Ziggy Stardust wrote:Wait ...did you misquote this? Because this is in direct contradiction to the rest of the excerpt, where he is saying that it is physically impossible for the ship to AVOID brushing her starboard side along that object.
What he's saying is that the ship won't
brush along the berg - she'll smash into it and rip the entire starboard side open. The emphasis is on the nature of the contact, not the fact of it.
If the object is immoveable. Is there any evidence that the iceberg is immoveable? Wouldn't the gigantic energy of the collision also force the iceberg to move?
I assume he's treating the berg as relatively static due to the enormous drag of the underwater component.
Is it really possible to so reliably estimate the underwater dimensions of an iceberg? My impression is that it is highly variable. Between melting, chunks breaking off, and the iceberg "turning over," the dimensions over time are going to be highly dynamic. Hell, even more than the dimensions, we have the shape.
While the absolute dimensions will be variable, the relative dimensions will be pretty static - about 90 per cent of the berg will be below the water, which agrees pretty well with the numbers Collins states.

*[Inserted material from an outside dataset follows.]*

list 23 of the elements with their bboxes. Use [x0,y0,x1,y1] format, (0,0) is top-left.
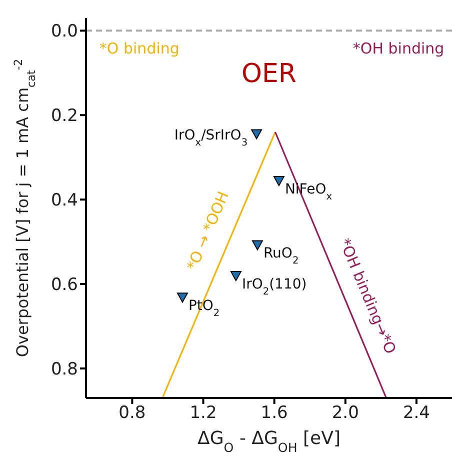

If the side of the Titanic hit a jagged outcrop that also broke off with the initial collision, and the force caused both the ship and the berg to shift, then I can easily see how it avoided any significant damage to the rest of its length.
Agreed, and that's what caused me to change my mind - a combination of the movement of the Titanic's bow away from the berg due to the impact, minor (and probably inconsequential) movement of the berg itself, loss of seaway due to the turn and the impact, and the minor nature of the original impact. I still don't see any way the ship could have avoided striking the berg along her starboard side, but I can see the initial impact taking enough of the sting that those subsequent impacts didn't pierce the hull (or, if they did, only went through the outer layer of the double bottom).